Parmi les enfants des quartiers prioritaires interrogés qui ne forment pas un ensemble homogène, l’enquête révèle que 10% à 20% d’entre eux semblent dans un état de dénuement culturel particulièrement important. Ceux-ci disent ne jamais partir en vacances (12%), n’être jamais allés à un spectacle, dans un musée ou au centre-ville (10%, 9%, 8%), n’avoir pas du tout de livre à la maison (19%), n’avoir jamais reçu un livre en cadeau (20%), etc.

Ce qui est rassurant : les enfants des quartiers de l’éducation prioritaire aiment aller à l’école autant que les autres et ne se sentent pas moins bons.

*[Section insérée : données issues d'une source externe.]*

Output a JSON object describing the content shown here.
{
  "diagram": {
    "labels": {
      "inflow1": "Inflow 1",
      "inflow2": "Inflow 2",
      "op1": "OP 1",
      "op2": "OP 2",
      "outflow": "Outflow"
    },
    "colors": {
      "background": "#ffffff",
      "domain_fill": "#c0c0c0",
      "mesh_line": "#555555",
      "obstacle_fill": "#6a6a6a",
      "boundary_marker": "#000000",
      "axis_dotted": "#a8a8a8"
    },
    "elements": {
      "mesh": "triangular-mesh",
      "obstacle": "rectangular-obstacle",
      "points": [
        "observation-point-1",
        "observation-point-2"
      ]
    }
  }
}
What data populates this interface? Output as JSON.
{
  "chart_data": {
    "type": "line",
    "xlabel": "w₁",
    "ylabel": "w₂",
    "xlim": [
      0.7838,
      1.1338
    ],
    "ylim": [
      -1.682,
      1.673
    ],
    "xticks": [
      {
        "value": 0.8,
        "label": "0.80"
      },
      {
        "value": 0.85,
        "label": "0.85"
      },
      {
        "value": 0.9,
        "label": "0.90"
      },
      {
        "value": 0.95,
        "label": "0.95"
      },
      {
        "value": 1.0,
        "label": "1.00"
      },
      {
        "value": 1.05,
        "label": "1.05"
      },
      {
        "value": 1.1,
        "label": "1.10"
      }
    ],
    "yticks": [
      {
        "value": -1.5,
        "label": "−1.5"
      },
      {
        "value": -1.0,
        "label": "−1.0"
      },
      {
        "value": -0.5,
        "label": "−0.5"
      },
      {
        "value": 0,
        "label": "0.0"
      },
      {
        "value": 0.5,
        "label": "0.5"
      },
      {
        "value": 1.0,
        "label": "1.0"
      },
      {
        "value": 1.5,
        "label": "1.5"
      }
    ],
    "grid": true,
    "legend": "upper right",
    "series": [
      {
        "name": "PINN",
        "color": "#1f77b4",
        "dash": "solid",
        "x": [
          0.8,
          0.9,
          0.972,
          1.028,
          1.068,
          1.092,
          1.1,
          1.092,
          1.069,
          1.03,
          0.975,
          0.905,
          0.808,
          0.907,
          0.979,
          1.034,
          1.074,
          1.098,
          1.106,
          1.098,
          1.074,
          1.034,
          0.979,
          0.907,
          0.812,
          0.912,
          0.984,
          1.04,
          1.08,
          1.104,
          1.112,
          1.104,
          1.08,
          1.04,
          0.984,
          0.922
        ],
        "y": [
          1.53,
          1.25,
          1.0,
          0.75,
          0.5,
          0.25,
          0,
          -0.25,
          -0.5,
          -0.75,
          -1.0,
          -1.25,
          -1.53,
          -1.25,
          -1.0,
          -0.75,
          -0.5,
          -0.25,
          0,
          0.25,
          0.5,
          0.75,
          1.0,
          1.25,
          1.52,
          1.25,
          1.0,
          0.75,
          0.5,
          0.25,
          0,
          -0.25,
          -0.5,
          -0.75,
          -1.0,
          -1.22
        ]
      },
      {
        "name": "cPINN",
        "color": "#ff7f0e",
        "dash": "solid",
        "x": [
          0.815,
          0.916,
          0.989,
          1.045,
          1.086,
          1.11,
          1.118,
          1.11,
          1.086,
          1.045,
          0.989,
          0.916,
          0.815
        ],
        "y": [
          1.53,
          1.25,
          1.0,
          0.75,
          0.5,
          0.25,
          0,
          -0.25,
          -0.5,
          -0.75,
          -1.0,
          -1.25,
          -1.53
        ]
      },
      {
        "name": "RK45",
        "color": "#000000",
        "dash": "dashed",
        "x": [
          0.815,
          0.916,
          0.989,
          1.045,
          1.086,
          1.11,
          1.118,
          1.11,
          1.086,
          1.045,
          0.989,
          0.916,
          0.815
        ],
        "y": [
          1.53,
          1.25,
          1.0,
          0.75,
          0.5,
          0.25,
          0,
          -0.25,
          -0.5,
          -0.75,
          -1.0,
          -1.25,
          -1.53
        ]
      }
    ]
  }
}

Ils ont même une vision optimiste de leur avenir au collège, où ils pensent plus que les autres enfants qu’ils réussiront, [bien qu’ils ne possèdent pas les mêmes chances de réussir].

L’école élémentaire ne semble pas être encore le lieu d’un vécu douloureux et humiliant pour la plus grande partie de ces enfants pourtant les moins armés pour y réussir. Pour autant, à travers un sentiment d’ennui en classe plus prononcé pour ces enfants, à travers le fait également qu’ils disent beaucoup plus souvent que les autres ne pas toujours comprendre ce que l’enseignant leur demande de faire en classe, ces enfants en comprennent moins le sens et les exigences. Les décalages identifiés entre ces enfants et les autres en termes de trajectoires et de vécu scolaire ne feront alors que s’accroître avec l’entrée au collège, qu’ils perçoivent pourtant avec optimisme, voire avec naïveté par rapport aux autres enfants beaucoup plus initiés à la culture scolaire.

  Aimer l’école

Avant la réforme des rythmes scolaires, seuls 20% des écoliers avaient accès à des activités sportives, culturelles ou de loisirs. Avec la réforme, la plupart des écoliers y participeront. Ainsi chaque enfant, quelles que soient son origine sociale ou les ressources de sa famille, peut accéder à des activités artistiques, sportives, des ateliers de langues vivantes ou de jeux de société. Les thèmes des TAP (Temps d’Activités Périscolaires) sont très variés !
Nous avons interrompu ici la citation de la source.